|12 Months Ended
Dec. 31, 2014
|Subsequent Events [Abstract]
18. Subsequent Events
On January 14, 2015, a wholly owned subsidiary of the Company, Coronado SO Company (“Coronado SO”), entered into an exclusive license agreement with a third party for a license for a Phase 2, topical product used in the treatment of Hand-Foot Syndrome, a common painful side effect of chemotherapeutics. Coronado SO paid $0.9 million upfront and will pay $0.9 million nine months from the execution date. Additional milestone payments are due upon the achievement of certain development milestones and royalties will become due on sales of the product.
On February 18, 2015, the Company purchased an exclusive license to an intravenous (“IV”) formulation of Tramadol for the U.S. market from Revogenex Ireland Ltd (“Revogenex”), a privately held company in Dublin, Ireland. The Company made an upfront payment of $2.0 million to Revogenex upon execution of the exclusive license and Revogenex is eligible to receive additional milestone payments upon the achievement of certain development milestones, in addition to royalty payments for sales of the product. Tramadol is a centrally acting synthetic opioid analgesic for moderate to moderately severe pain and is available as immediate release or extended-release tablets in the United States.
Also, in February 2015, the Company has formed a wholly owned subsidiary, Avenue Therapeutics, Inc., to acquire, in-license, develop and commercialize products principally for use in the U.S. hospital market. The Company will transfer the Revogenex license to Avenue Therapeutics, Inc. Avenue Therapeutics plans to initiate a Phase III development program of IV Tramadol for the management of post-operative pain later this year. Under the terms of the agreement, the Company and Avenue Therapeutics will assume sole responsibility for the development and commercialization of IV Tramadol in the United States. In addition to IV Tramadol, Avenue Therapeutics plans to seek additional products.

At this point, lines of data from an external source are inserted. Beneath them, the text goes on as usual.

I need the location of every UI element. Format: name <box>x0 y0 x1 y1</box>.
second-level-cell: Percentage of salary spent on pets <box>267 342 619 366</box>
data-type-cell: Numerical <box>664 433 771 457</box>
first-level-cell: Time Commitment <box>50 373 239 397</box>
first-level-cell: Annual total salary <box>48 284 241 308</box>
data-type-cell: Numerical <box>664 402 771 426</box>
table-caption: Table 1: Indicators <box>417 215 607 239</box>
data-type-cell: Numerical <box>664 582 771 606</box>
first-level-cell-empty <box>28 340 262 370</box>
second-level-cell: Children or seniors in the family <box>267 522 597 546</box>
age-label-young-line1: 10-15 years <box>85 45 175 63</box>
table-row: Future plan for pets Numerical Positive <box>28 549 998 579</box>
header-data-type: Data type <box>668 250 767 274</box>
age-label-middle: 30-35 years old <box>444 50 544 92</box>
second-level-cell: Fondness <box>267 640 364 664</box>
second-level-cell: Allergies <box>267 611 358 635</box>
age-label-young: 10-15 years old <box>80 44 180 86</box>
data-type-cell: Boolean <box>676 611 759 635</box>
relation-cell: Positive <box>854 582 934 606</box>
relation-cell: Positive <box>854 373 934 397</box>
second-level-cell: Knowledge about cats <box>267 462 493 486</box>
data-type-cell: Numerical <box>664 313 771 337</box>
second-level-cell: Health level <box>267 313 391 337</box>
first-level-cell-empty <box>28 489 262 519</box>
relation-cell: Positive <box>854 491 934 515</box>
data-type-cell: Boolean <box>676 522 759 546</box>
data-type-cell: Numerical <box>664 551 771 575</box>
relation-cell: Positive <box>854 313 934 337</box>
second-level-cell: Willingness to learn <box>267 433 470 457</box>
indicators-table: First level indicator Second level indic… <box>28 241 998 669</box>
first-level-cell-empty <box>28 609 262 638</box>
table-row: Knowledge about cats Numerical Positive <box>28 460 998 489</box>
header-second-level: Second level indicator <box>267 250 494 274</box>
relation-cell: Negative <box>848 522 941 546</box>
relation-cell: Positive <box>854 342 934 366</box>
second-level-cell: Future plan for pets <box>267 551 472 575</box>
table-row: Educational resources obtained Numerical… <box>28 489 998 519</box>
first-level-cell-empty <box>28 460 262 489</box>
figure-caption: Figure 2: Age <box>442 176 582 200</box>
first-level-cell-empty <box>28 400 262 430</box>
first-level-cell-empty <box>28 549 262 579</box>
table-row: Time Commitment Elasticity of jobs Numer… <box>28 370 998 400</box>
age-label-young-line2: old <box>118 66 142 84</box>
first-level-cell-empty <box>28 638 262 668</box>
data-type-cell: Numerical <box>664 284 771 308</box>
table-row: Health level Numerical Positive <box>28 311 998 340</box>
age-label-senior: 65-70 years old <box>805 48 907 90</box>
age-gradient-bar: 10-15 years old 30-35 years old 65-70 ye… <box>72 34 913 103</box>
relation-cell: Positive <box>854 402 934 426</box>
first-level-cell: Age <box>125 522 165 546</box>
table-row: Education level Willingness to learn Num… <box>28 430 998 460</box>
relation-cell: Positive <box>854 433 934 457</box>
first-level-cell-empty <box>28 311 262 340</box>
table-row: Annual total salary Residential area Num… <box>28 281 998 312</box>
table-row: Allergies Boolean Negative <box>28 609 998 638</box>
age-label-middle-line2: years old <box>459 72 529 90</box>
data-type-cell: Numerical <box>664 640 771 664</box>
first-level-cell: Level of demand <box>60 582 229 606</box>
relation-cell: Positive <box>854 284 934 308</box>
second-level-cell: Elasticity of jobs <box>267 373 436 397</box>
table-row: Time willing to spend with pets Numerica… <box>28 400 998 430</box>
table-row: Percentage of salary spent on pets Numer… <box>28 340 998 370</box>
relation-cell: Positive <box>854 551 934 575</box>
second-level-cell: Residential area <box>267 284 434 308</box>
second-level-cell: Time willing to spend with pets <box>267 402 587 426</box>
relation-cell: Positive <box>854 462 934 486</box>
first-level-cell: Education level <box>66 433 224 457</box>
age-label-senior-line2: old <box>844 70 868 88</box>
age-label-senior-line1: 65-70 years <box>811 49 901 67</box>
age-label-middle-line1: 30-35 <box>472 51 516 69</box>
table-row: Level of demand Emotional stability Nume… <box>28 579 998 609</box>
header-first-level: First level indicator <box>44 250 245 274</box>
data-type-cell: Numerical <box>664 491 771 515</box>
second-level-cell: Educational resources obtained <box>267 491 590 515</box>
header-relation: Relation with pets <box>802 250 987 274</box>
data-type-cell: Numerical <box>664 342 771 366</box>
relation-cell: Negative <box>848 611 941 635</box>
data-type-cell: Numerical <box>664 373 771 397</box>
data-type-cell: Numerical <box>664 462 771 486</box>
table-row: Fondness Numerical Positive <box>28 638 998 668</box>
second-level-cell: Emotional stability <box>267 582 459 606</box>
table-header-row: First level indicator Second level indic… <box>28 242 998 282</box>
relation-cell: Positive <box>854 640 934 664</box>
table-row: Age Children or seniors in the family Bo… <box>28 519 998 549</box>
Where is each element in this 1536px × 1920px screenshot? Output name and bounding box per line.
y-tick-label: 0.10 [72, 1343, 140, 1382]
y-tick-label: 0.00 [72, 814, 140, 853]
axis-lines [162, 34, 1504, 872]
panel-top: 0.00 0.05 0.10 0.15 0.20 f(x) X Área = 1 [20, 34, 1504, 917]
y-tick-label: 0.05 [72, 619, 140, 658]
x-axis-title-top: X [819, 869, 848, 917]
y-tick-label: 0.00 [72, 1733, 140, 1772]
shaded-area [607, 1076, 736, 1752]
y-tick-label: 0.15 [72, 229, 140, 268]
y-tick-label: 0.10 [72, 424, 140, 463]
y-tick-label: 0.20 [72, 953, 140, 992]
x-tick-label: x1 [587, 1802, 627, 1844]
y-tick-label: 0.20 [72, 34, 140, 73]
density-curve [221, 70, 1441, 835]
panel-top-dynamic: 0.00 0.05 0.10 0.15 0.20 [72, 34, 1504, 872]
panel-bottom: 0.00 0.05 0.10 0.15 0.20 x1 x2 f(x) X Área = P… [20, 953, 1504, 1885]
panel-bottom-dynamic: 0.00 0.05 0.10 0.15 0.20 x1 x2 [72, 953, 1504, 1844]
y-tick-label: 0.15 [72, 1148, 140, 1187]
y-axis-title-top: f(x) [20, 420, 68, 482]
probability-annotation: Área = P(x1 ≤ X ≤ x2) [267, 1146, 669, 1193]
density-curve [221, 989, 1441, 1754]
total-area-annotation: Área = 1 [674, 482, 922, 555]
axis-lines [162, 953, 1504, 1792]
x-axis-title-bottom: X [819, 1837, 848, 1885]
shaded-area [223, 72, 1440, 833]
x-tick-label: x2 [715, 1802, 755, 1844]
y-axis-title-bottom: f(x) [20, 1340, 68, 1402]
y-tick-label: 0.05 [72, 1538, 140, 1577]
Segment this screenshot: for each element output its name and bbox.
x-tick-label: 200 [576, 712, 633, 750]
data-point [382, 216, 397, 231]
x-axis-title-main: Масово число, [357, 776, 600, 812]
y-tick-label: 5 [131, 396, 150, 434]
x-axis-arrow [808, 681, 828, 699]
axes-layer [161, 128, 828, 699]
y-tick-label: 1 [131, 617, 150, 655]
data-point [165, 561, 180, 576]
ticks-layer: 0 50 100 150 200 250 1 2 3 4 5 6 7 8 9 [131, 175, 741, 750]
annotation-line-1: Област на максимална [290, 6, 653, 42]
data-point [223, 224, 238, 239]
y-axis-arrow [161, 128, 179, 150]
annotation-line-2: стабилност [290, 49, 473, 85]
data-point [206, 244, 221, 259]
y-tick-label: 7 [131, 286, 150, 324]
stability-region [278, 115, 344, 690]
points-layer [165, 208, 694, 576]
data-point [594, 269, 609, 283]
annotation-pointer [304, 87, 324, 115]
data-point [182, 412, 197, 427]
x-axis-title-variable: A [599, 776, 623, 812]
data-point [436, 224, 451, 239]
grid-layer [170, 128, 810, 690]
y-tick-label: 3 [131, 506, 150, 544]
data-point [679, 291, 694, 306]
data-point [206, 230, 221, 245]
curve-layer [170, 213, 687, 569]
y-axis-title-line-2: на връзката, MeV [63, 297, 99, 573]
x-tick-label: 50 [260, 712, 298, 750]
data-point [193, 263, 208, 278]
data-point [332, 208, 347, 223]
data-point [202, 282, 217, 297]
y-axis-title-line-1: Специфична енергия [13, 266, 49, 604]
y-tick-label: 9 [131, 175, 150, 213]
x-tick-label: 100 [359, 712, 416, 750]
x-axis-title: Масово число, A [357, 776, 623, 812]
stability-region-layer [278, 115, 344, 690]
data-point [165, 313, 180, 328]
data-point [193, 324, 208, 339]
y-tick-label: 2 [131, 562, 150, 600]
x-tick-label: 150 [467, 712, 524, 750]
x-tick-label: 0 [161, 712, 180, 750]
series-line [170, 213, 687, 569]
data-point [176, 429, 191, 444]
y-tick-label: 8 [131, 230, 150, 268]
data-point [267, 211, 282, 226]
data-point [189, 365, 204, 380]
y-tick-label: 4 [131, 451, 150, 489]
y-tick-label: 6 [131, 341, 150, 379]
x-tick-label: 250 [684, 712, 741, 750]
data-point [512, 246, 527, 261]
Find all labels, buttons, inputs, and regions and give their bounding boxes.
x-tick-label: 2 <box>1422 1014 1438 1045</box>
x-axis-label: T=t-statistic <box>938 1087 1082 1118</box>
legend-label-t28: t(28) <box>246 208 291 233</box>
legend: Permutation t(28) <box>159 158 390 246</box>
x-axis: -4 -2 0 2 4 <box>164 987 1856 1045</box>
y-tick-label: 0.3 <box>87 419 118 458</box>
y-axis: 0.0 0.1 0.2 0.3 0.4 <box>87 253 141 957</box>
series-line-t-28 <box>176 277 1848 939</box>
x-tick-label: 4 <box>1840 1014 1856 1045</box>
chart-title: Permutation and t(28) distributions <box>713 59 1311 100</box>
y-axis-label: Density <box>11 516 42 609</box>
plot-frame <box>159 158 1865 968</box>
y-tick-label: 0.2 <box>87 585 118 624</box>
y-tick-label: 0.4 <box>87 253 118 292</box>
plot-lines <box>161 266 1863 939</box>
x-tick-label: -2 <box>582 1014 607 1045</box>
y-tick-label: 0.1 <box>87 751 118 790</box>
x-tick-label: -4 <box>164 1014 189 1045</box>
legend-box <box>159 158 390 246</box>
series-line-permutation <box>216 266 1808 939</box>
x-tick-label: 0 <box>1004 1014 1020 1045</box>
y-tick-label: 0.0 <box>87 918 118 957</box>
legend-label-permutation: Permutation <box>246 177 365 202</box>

On March 2, 2015, the Company announced that it has closed a private placement of a promissory note for $10 million. The Company intends to use the proceeds from the offering to acquire medical technologies and products and create subsidiaries in which it can advance those technologies and products. The note matures in 36 months, provided that during the first 24 months the Company can extend the maturity date by six months. No principal amounts will be due for the first 24 months (or the first 30 months if the maturity date is extended). Thereafter, the note will be repaid at the rate of 1/12 of the principal amount per month for a period of 12 months. The note bears an 8% coupon payable quarterly during the first 24 months (or the first 30 months if the note is extended) and monthly during the last 12 months. National Securities Corporation, a wholly owned subsidiary of National Holdings, Inc., acted as the sole placement agent for the offering. The note was sold in the private placement pursuant to Section 4(a)(2) of the Securities Act of 1933, as amended (the “Securities Act”). The note has not been registered under the Securities Act, or the securities laws of any other jurisdiction, and may not be offered or sold in the United States absent registration or an applicable exemption from such registration requirements.
On March 4, 2015 we announced the formation of a new subsidiary company, Checkpoint Therapeutics, Inc., to develop a portfolio of fully human immuno-oncology targeted antibodies generated in the laboratory of Dr. Wayne Marasco, MD, PhD, a Professor in the Department of Cancer Immunology and AIDS at the Dana-Farber Cancer Institute (“Dana-Farber”). Dr. Marasco will chair the Scientific Advisery Board of the Company. Under the terms of the agreement, Checkpoint will pay Dana-Farber an up-front licensing fee in addition to development and sales-based milestone payments and royalties on net sales. The portfolio of antibodies licensed from Dana-Farber includes antibodies targeting PD-L1, GITR and CAIX. Checkpoint plans to develop these novel immuno-oncology and checkpoint inhibitor antibodies on their own and in combination with each other, as data suggests that combinations of these targets can work synergistically together. Clinical trials are expected to start in the second half of next year. In connection with the license agreement with Dana-Farber, Checkpoint Therapeutics entered into a collaboration agreement with TG Therapeutics, Inc. to develop and commercialize the Anti-PD-L1 and Anti-GITR antibody research programs in the field of hematological malignancies.
Mr. Weiss, the Company’s Executive Vice President, Strategic Development, and Co-Portfolio Manager and Partner of OPPM with Dr. Rosenwald, is the Executive Chairman, Interim Chief Executive Officer and stockholder of TG Therapeutics, Inc. Checkpoint retains the right to develop and commercialize these antibodies in solid tumors. Both programs are currently in pre-clinical development. Under the terms of the agreement, TG Therapeutics will pay Checkpoint an up-front licensing fee as well as make development and sales-based milestone payments and will pay a tiered single digit royalty on net sales.
On March 10, 2015, JMC entered into a license and supply agreement to acquire rights to distribute a generic dermatological product. JMC made an upfront payment of $1,250,000 and will incur another fee of $750,000 upon receipt of product. Further payments will be made based on a revenue sharing arrangement.